An increasing (or increasingly vocal) number of people seem to revere these establishment symbols unquestioningly, almost religiously, and without one iota of humour. To mock, satirise, or query them causes a flood of outrage from the puce faces of Little Englanders (and it is mostly the English) across social and mainstream media.

These same voices are all for satirising other religions, by the way; just don’t say anything bad about the Empire, or compare Prince Andrew – who hung out with an actual nonce – with Meghan Markle.

“Wokery!” they scream at practically anything. “You hate Britain!”

Of course, every action has an equal and opposite reaction. Now, people who aren’t quite so performative or unquestioning in their patriotism are also far less flippant. They now look at these national symbols differently: some with discomfort, some with outright anger, because the meaning has changed.

And many do indeed take this to ridiculous, face-punching levels of ‘wokery’, which then triggers the establishment-lovers, and thus we spiral ever downwards.

It’s a sense of humour and perspective failure on a national scale.
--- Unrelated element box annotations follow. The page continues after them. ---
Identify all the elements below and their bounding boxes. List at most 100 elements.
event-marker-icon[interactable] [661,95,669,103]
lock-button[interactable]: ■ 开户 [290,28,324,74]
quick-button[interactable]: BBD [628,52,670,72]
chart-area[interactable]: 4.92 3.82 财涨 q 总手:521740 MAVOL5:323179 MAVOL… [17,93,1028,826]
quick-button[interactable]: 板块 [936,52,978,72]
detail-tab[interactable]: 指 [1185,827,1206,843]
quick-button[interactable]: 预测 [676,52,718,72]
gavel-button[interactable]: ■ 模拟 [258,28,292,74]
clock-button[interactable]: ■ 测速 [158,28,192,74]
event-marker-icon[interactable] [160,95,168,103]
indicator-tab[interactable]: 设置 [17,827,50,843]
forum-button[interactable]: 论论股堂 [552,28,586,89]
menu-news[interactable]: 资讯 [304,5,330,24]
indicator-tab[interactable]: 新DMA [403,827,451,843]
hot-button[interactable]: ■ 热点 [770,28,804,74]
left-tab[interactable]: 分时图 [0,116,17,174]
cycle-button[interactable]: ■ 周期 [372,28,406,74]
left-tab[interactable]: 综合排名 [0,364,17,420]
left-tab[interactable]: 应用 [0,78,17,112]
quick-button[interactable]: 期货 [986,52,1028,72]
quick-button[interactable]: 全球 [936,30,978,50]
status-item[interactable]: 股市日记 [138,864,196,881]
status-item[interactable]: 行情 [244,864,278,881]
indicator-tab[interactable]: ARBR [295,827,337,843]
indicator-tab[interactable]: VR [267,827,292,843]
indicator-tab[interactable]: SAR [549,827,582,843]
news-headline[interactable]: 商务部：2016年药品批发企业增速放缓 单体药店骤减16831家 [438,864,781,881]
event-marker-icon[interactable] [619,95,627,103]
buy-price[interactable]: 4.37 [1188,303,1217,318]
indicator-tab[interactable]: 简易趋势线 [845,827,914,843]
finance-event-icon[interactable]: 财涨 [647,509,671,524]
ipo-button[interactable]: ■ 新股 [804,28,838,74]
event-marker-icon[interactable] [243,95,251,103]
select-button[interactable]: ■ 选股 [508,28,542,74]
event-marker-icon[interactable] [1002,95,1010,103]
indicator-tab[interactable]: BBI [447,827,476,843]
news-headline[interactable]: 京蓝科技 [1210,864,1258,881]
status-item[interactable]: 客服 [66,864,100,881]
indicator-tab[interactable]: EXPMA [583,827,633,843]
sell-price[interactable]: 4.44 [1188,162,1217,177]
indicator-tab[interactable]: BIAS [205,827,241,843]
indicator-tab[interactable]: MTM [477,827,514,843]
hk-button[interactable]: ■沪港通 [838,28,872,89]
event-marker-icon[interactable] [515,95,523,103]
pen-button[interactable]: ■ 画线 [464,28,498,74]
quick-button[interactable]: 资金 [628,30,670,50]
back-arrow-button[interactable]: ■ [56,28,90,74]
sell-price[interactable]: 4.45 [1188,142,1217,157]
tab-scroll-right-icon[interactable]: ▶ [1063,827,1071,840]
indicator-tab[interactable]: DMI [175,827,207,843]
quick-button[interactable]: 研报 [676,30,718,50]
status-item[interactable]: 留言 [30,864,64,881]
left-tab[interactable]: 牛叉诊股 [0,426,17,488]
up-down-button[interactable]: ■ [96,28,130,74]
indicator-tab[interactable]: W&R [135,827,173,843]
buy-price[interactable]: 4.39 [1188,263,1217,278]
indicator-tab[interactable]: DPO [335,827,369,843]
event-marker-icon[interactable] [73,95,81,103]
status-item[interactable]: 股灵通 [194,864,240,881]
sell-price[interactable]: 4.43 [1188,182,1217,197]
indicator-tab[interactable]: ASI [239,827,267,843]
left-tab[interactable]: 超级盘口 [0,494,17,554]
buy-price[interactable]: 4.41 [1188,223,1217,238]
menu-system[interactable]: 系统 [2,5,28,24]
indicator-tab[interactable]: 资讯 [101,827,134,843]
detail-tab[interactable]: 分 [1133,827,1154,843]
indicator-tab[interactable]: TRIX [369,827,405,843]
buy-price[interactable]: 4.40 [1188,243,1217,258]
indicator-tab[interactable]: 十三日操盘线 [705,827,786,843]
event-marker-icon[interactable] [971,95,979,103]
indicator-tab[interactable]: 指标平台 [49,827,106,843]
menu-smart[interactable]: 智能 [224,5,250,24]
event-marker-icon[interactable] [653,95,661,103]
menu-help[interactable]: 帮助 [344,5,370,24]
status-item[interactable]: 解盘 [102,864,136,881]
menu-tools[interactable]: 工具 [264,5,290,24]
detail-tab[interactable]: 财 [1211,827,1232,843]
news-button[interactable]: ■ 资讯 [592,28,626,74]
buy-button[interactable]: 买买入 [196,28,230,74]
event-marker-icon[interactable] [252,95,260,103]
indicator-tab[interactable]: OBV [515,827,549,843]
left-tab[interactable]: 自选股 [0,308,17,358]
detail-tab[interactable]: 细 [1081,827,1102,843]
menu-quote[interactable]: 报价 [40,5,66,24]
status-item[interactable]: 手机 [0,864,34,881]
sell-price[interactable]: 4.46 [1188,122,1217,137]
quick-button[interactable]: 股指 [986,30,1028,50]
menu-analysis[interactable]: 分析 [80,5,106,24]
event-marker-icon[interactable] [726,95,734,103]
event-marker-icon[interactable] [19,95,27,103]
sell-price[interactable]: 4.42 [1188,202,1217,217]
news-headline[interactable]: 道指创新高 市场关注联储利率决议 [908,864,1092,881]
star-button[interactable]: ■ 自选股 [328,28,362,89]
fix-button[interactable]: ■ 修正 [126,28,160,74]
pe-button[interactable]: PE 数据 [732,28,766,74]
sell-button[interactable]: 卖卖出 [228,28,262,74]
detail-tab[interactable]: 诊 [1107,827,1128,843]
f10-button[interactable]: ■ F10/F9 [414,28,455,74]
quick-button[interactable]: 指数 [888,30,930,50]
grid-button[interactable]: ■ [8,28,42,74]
Our brand has gone from irreverence to pettiness, and nobody’s going to buy that. It’s embarrassing.

Why has it happened? It could be the UK’s fading power and significance. It could be our heavily and increasingly right-wing-dominated mainstream media. Maybe it’s because we haven’t had a proper war in ages to give us perspective, or because people are craving a bygone age that they’ve been sold but which never existed.

Maybe, in a world that gives them less and less, people are desperately clinging onto a distorted pride in past events that had nothing to do with them. It’s almost certainly to do with the toxic and undying Brexit debate, and if social media isn’t a potent ingredient, I’ll clean Mark Zuckerberg’s armpits with my tongue.

Or maybe there’s been a huge and unreported surge in haemorrhoids across the country, and we’re all in so much pain we take everything too seriously.

Frankly, I don’t care how it’s happened; I just want the embarrassment to end.

I want people to stop taking flags and statues and symbols so seriously. That’s not how the British do patriotism, it’s how the Americans do it, and it’d be nice if some aspect of our culture remained uninfluenced by them.

I also want people to calm the f**k down about how 'evil' all these things are and take the piss instead – it's more effective.

In short, I want Brits to get back to caring less, being funnier, and being ‘cool’ again. (Says the man who just wrote an unfunny article on how much it annoys him.)